Last week Amazon Web Services suffered a high-profile outage. Early Thursday morning at around 1am, the Elastic Block Storage (EBS) service failed in one of their Virginia datacenters, bringing down several large websites and hundreds of smaller ones. The failure in this data center caused the load to cascade to other AWS datacenters, causing additional problems. These issues took several days to fully recover, raising many to question the viability of hosting applications in "The Cloud" instead of managing your own servers.

Honestly, we don't think a caption is required for this.Honestly, we don't think a caption is required for this.
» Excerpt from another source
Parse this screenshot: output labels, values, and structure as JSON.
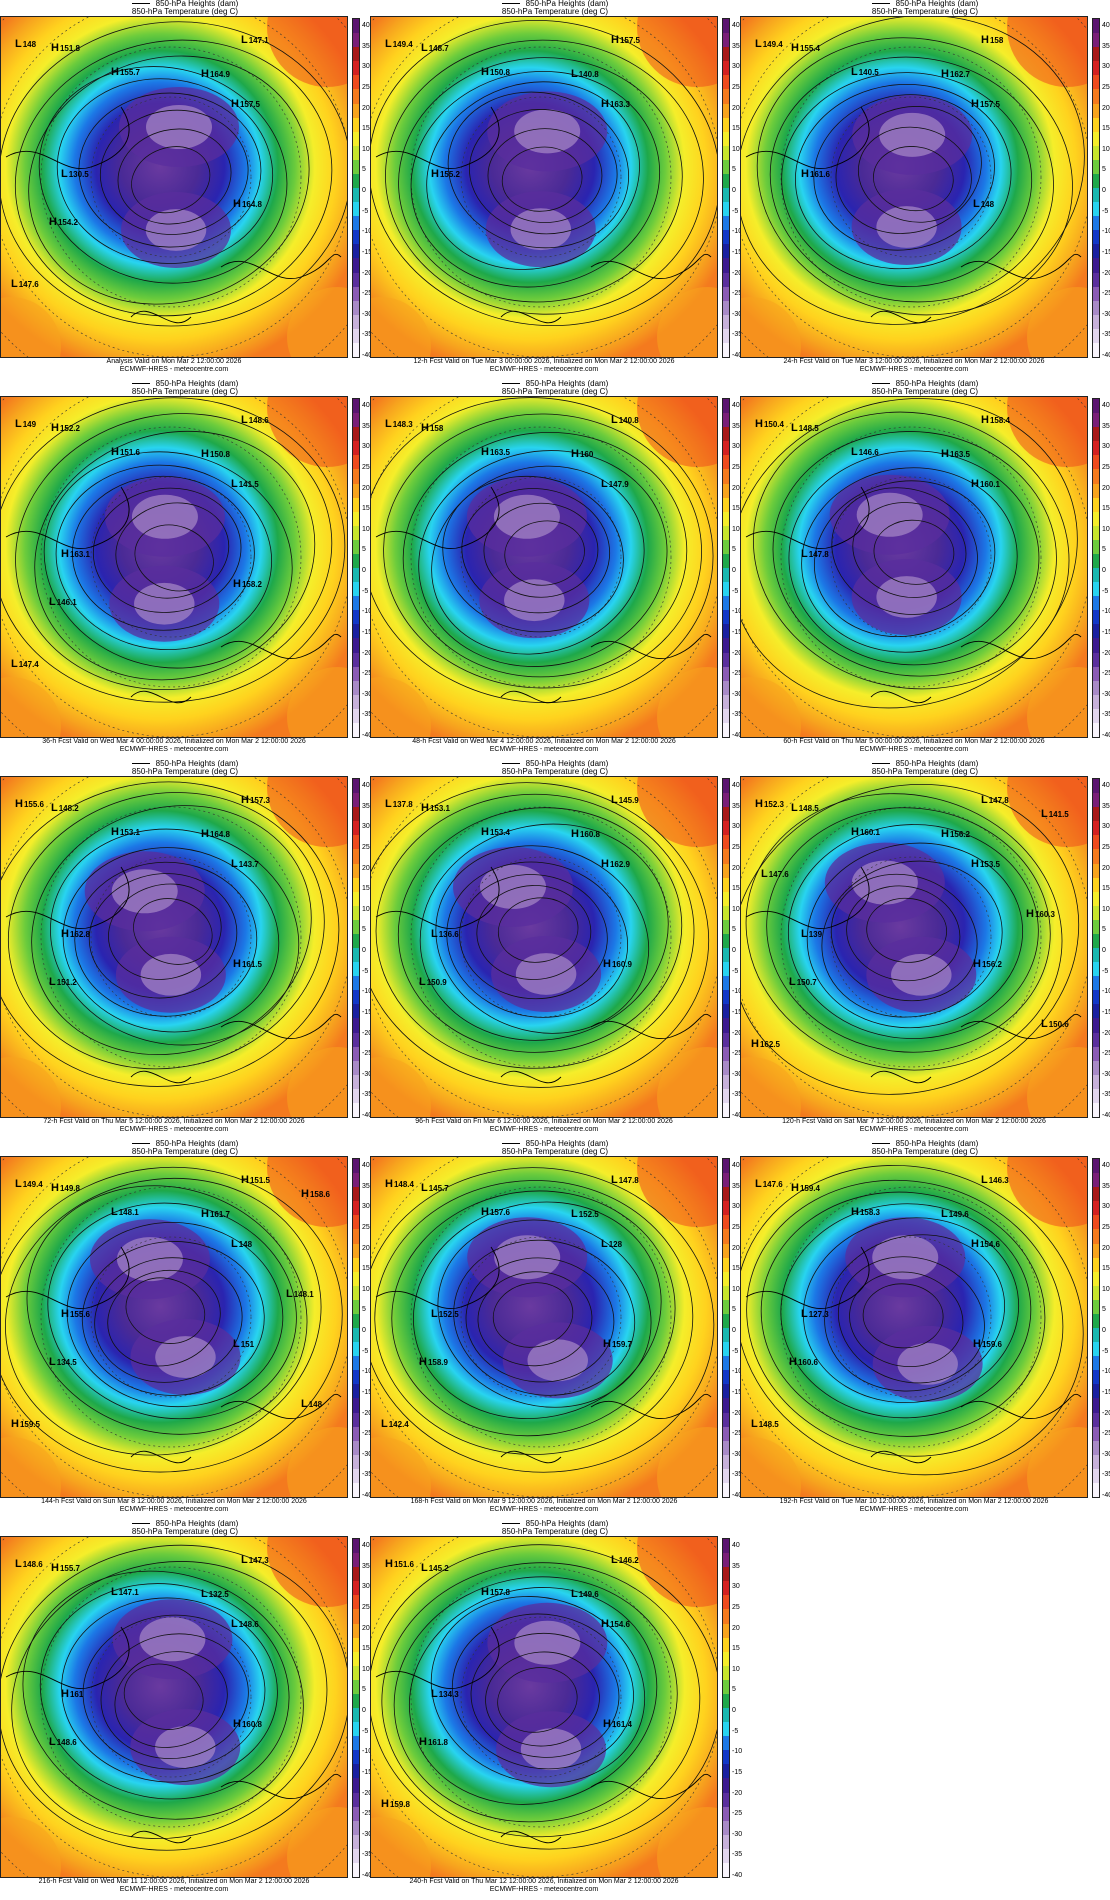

At Instructure I manage a team of experienced software and operations engineers that have been building large scale cloud systems for the better part of a decade (yes, "the cloud" is not actually that new) and we are experts so our customers don't have to be. Instructure didn't experience any problems related to the AWS outage, even though we do have servers hosted on AWS in the Virginia datacenters and we do utilize the EBS service. Our system is spread across several datacenters to maximize availability, even in a disaster scenario like last week.

Does this mean that Instructure will never have downtime? No, of course not. No one can guarantee 100% uptime - but we can assure you Instructure is based on a robust global architecture that we obsess over 24 hours a day, 365.242199 days per year, so you can spend your energy obsessing over your passion for education.